Stanly County Airport director to retire
Published 5:30 pm Thursday, April 27, 2023
He has spent much of his life helping to build up the aviation business in Stanly County.
Now, after 5.5 years as the director of the Stanly County Airport, Ken Swaringen has announced his retirement.
Turning 72 this year, Swaringen said his entire working career “one way or another” was working with the airport.
With the new National Guard training center coming in, he said, “I don’t want to hand that to somebody in the middle. I’d rather for them to be beginning of a lot of it.”
Swaringen said he still wants to stay involved working in some way. “Whatever I can do to support the airport, I’ll certainly do.”
Having been involved with the airport since the mid 1980s, Swaringen said his mantra coming in “was to leave it better than I found it, to try and improve something every single day.”
The airport, under Swaringen’s efforts, has new LED lighting and vehicles, along with improved markings on the runways. The beacon tower has been upgraded and a new lighting system for the terminal was built in 2010.
Swaringen noted in a meeting with the Stanly County Economic Development Commission board the impact of the airport on the county. A recent study of 2021 showed the airport generated $133 million, placing it among the top 12 or so out of 62 general aviation airports.
Stanly’s airport provides $6.43 million in state and local tax revenue through hangar rentals and fuel sales.
The airport supports 509 jobs throughout the region, and has full fire, crash and rescue services through a partnership with the N.C. Air National Guard stationed at it.
A shortage of hangars is one problem facing all small airports in the state, including Stanly, according to Swaringen. All the hangars at Stanly have waiting lists, and plans are for more hangar space on the northern end of the facility.

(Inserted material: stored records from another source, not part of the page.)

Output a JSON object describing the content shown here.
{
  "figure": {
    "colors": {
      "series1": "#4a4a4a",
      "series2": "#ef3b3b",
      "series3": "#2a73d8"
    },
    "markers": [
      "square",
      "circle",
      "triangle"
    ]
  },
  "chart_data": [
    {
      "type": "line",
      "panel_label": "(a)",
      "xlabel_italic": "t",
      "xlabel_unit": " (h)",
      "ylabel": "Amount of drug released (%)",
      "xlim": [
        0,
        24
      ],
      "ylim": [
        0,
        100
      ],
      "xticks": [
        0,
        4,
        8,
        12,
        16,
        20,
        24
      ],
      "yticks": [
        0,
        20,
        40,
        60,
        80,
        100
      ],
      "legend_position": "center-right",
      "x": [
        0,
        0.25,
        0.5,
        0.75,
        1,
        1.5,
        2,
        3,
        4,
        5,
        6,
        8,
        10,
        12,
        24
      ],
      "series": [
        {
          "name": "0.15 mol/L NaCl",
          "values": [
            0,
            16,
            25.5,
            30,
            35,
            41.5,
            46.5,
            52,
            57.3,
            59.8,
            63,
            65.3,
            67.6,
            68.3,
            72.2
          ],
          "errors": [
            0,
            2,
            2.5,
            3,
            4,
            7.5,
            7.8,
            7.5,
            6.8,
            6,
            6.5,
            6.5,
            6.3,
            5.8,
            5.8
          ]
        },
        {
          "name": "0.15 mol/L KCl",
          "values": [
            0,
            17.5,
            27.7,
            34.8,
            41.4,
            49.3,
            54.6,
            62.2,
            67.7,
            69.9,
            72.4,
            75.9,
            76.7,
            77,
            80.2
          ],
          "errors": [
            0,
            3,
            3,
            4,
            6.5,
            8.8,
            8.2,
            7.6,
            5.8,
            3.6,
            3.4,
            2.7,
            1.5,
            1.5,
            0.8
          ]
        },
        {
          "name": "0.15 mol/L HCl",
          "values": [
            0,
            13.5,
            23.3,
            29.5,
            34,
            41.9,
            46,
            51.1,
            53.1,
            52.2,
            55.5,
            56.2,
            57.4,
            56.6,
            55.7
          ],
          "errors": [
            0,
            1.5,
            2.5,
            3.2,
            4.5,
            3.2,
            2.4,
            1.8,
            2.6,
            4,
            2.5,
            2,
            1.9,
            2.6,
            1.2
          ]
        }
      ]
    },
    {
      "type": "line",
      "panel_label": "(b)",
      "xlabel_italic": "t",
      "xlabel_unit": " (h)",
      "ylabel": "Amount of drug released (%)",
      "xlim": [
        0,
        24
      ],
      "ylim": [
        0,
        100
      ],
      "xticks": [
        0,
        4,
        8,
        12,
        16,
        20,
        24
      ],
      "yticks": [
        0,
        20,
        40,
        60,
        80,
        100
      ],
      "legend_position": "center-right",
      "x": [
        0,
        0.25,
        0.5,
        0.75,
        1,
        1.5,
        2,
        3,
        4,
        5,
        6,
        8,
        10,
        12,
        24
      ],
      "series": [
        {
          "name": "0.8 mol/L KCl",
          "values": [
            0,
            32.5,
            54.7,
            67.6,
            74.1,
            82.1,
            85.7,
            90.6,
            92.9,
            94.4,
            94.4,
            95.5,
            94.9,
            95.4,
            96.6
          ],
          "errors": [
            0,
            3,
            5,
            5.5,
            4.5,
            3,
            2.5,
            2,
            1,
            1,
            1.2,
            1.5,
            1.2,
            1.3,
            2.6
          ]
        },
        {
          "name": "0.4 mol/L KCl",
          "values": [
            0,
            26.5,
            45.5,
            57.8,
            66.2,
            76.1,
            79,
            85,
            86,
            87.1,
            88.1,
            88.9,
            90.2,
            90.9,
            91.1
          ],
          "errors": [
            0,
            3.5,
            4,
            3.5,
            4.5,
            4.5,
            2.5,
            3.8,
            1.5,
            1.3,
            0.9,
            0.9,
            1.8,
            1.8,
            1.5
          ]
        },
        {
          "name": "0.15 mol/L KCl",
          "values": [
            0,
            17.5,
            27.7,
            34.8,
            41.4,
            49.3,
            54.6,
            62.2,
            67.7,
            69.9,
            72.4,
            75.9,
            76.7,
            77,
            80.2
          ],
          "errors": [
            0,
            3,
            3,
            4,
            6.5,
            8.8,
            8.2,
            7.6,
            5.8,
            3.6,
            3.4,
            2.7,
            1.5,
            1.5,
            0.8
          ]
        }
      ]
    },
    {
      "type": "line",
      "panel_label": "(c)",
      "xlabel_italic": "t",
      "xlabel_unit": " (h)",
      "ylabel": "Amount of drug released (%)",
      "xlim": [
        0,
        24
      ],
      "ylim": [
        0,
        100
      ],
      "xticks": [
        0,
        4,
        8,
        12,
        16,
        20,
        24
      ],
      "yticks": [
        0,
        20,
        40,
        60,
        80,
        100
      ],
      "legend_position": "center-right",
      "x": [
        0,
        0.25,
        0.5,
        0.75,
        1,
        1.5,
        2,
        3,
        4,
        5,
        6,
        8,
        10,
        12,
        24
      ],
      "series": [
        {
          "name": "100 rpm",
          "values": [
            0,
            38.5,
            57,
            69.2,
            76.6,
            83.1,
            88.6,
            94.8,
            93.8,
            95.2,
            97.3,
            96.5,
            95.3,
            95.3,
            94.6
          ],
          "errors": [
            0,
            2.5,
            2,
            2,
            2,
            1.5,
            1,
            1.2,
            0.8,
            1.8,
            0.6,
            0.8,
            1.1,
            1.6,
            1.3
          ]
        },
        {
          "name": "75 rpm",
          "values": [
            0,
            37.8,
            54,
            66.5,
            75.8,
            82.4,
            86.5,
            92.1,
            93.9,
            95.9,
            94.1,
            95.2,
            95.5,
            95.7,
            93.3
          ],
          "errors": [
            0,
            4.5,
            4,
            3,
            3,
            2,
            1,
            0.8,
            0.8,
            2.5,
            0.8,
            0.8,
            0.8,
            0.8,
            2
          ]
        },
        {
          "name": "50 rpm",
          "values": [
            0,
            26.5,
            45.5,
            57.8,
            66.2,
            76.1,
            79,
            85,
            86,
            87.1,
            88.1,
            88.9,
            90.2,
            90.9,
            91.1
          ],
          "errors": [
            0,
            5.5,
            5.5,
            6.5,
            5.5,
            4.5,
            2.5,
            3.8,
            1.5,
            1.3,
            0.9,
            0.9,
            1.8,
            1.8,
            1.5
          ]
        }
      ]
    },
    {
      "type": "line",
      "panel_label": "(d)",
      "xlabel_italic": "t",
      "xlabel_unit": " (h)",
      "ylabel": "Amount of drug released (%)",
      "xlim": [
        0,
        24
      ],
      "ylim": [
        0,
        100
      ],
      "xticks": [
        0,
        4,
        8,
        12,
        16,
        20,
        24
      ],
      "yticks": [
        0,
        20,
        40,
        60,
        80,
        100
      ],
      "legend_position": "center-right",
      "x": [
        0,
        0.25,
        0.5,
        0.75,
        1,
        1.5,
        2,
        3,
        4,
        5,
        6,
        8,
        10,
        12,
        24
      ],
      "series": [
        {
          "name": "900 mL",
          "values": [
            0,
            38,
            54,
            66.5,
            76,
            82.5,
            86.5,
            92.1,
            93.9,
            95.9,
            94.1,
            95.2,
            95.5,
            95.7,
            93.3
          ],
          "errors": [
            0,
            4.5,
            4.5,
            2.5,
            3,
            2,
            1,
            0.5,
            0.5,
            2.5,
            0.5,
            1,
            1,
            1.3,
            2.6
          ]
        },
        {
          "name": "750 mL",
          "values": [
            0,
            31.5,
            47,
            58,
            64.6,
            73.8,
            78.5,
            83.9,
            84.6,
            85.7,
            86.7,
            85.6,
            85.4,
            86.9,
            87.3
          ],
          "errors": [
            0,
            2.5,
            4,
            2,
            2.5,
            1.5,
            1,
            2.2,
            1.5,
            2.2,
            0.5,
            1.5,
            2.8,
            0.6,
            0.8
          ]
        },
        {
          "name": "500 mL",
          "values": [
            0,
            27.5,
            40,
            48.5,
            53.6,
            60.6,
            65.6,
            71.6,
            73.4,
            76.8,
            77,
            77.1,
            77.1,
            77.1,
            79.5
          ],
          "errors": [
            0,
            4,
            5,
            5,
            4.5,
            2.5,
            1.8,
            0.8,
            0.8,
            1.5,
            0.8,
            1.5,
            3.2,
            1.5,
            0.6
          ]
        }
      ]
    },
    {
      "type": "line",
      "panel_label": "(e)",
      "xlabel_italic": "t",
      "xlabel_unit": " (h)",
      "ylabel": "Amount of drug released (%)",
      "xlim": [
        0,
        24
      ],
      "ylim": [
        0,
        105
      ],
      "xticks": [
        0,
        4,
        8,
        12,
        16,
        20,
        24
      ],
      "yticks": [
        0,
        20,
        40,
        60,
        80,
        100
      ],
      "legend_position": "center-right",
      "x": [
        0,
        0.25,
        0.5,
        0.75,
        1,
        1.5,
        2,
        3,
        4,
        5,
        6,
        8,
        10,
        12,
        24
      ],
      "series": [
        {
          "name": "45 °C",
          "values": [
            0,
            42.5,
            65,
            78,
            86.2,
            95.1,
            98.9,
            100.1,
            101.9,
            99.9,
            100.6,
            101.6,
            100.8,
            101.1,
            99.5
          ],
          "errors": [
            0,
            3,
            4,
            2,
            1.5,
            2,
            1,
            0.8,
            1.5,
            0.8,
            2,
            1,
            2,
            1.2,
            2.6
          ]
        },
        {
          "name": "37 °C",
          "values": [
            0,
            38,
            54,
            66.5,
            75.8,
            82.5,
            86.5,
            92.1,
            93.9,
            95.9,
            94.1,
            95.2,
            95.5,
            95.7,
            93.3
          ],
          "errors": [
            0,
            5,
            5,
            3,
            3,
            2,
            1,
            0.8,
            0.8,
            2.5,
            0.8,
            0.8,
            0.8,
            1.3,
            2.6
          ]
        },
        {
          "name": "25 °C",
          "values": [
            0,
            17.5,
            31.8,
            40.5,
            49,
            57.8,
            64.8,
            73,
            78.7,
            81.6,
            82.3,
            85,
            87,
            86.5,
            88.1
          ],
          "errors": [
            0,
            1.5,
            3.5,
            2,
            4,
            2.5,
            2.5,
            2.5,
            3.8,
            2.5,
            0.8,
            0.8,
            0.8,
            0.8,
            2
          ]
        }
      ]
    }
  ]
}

However, Swaringen said, neither the Federal Aviation Administration nor the state will provide funds for hangars.
Swaringen said he had thoroughly enjoyed his time at the airport, adding for him it was “the ties I’ve had from back when we were developing for the Air National Guard. This is a good way to close out my working career. I wouldn’t want to be anywhere else.
“I wish I had 15 more years to give to it, but it’s time to give to my family.”